In Fall of 2013, Kore enrolled for Graduate Program in Computer Science at University of Maryland Baltimore County. In his two years at the university, he helped the team reach finals for the President's Cup. In the 2013 Pan-Am Intercollegiate Championship he beat GM Julio Sadorra in a wild game which involved a King march from g8 to d5 to g5 and back to g8 again. This game was hailed very critical in the success of his team's victory over arch rivals at University of Texas Dallas (UTD). At the concluding President's Cup in 2014, Kore sensationalized the event and the world by beating then rising start Wesley So. Kore was applauded for his originality and aggression in this game. Later that year, Kore also tied for first with Alexander Stripunsky at the Atlantic Open 2014.

===Forray into Chess Coaching===
Akshayraj Kore also has had a similar success as a Chess Coach.

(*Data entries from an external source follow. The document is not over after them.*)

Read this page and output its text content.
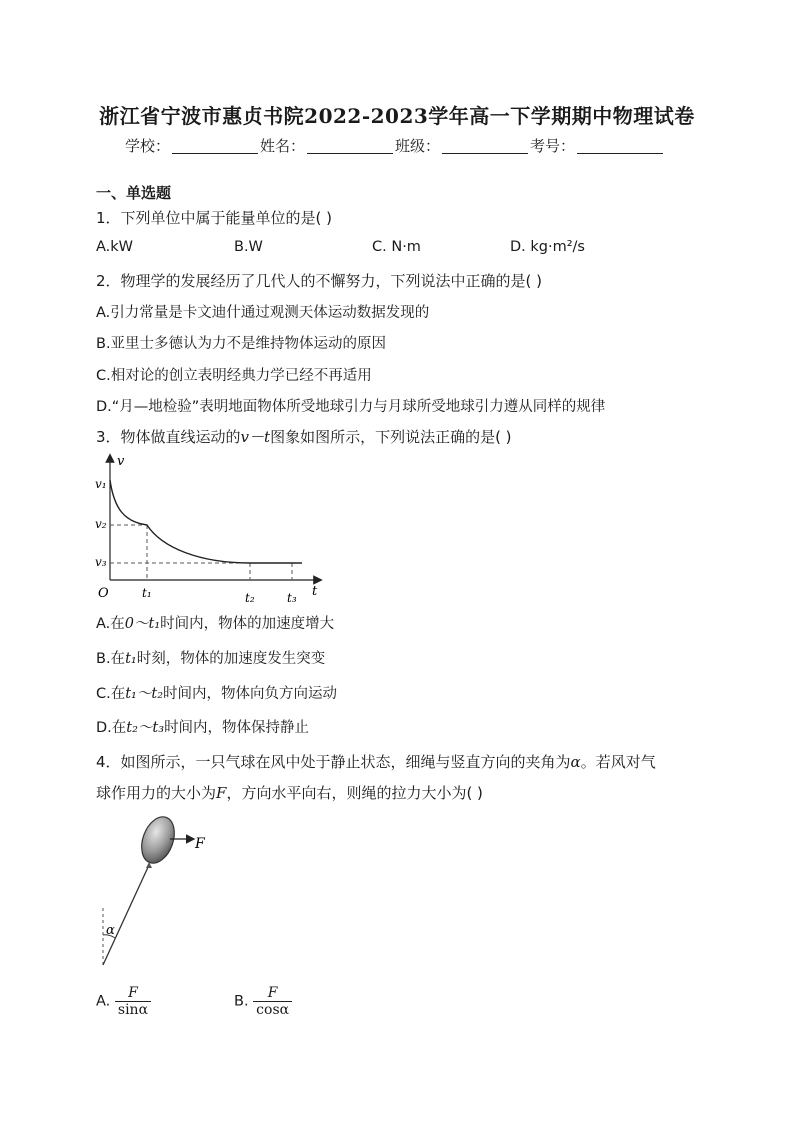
浙江省宁波市惠贞书院2022-2023学年高一下学期期中物理试卷
学校：	姓名：	班级：	考号：
一、单选题
1．下列单位中属于能量单位的是( )
A.kW	B.W	C. N·m	D. kg·m²/s
2．物理学的发展经历了几代人的不懈努力，下列说法中正确的是( )
A.引力常量是卡文迪什通过观测天体运动数据发现的
B.亚里士多德认为力不是维持物体运动的原因
C.相对论的创立表明经典力学已经不再适用
D.“月—地检验”表明地面物体所受地球引力与月球所受地球引力遵从同样的规律
3．物体做直线运动的v－t图象如图所示，下列说法正确的是( )
v
t
O
v₁
v₂
v₃
t₁	t₂	t₃
A.在0～t₁时间内，物体的加速度增大
B.在t₁时刻，物体的加速度发生突变
C.在t₁～t₂时间内，物体向负方向运动
D.在t₂～t₃时间内，物体保持静止
4．如图所示，一只气球在风中处于静止状态，细绳与竖直方向的夹角为α。若风对气
球作用力的大小为F，方向水平向右，则绳的拉力大小为( )
α
F
A. $\frac{F}{\sin\alpha}$	B. $\frac{F}{\cos\alpha}$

Kore has helped mentor young talent since he earned his IM title back in 2006. He trained Abhimanyu Puranik, an upcoming Indian Chess player prior to the latter's U-10 World Chess Championship Tournament in 2010. Puranik won bronze medal at the championship. Puranik became a Grandmaster in 2017. The duo worked for two years 2010–11.
Shardul Ghagare also trained with Kore during 2011. Ghagare is now himself a Grandmaster.
Kore also worked with Advait Patel, an American junior chess player. Kore and Advait worked during the year 2013.
Kore has also seconded his close friend and long time colleague, Grandmaster Abhijeet Gupta for a few tournaments during 2012–2013.